Auschwitz: Friedhof und Museum

Während unserer Projektwoche gab es eine Fahrt nach Krakau, mit dem Ziel, die Gedenkstätten Auschwitz 1 (Stammlager) und Auschwitz-Birkenau zu besuchen sowie eine kleine Stadtführung im Judenviertel zu machen.

Dabei sollten wir uns alle ein Projekt, inklusive Leitfrage, überlegen; einen Gedanken, den wir am Ende des Projekts schriftlich formulieren sollten.

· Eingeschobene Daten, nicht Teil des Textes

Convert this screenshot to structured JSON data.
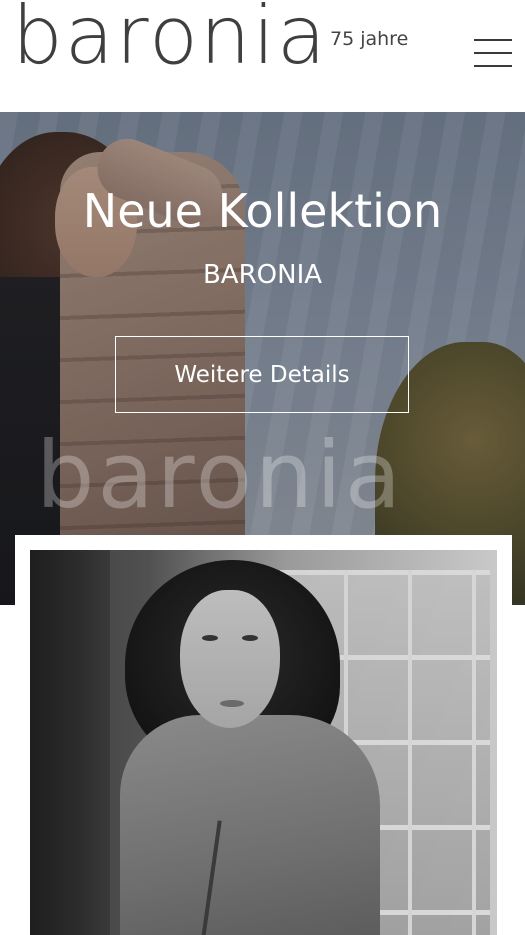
{
  "header": {
    "logo_text": "baronia",
    "tagline": "75 jahre",
    "menu_icon": "hamburger-menu-icon"
  },
  "hero": {
    "title": "Neue Kollektion",
    "subtitle": "BARONIA",
    "button_label": "Weitere Details",
    "watermark": "baronia"
  },
  "colors": {
    "logo": "#3f3f3f",
    "hero_text": "#ffffff",
    "background": "#ffffff"
  }
}
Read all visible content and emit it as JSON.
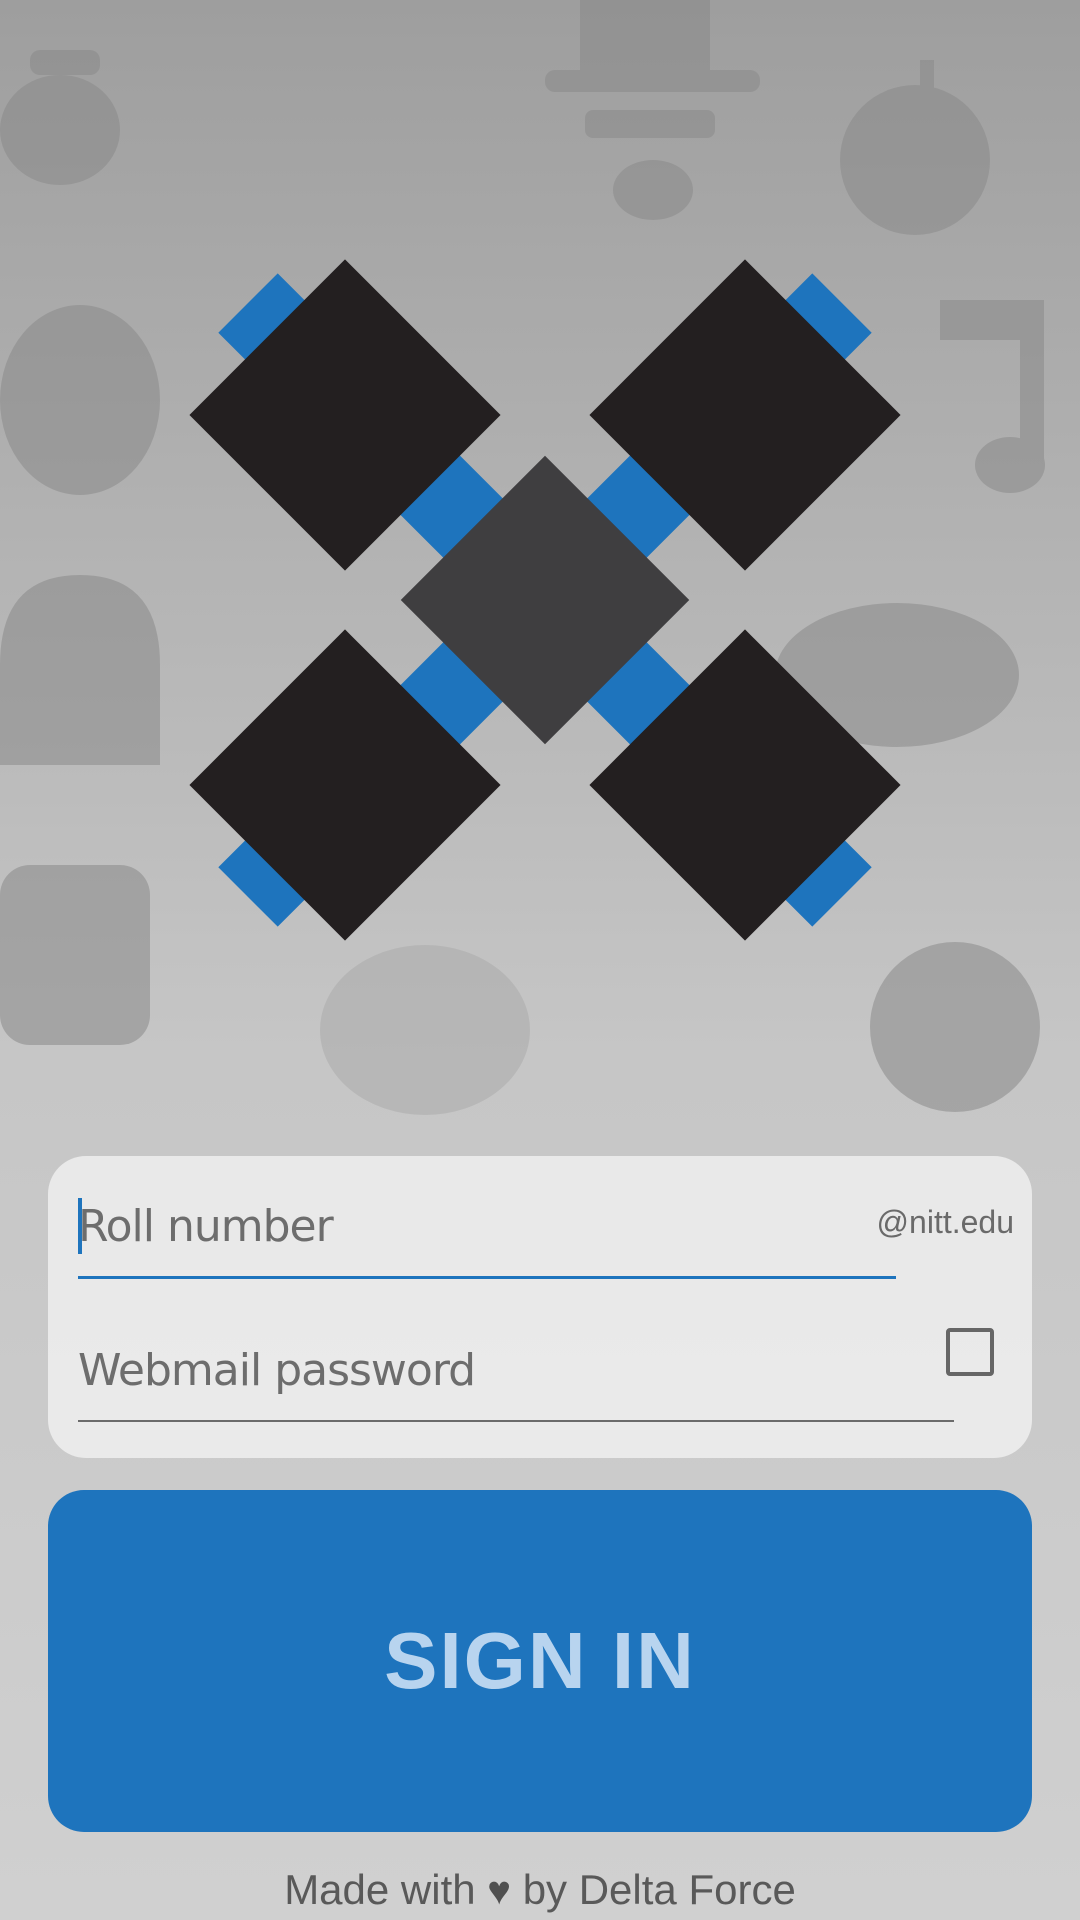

Also hier vorab die Fragen, die in diesem Artikel beantwortet werden sollen:

  • Inwiefern werden die Opfer der Gedenkstätte Auschwitz 1 und Auschwitz-Birkenau vor Ort berücksichtigt?
  • Inwiefern wird auf sie eingegangen, werden sie ignoriert?
  • Und welche Rolle dabei spielt der Tourismus?
Denkmal

Vorab schon mal ein paar Fakten: insgesamt wird die Zahl der Menschen, die nach Auschwitz deportiert wurden, auf mindestens 1,3 Mio geschätzt, wovon 1,1 Mio starben. Davon waren 1 Mio Juden.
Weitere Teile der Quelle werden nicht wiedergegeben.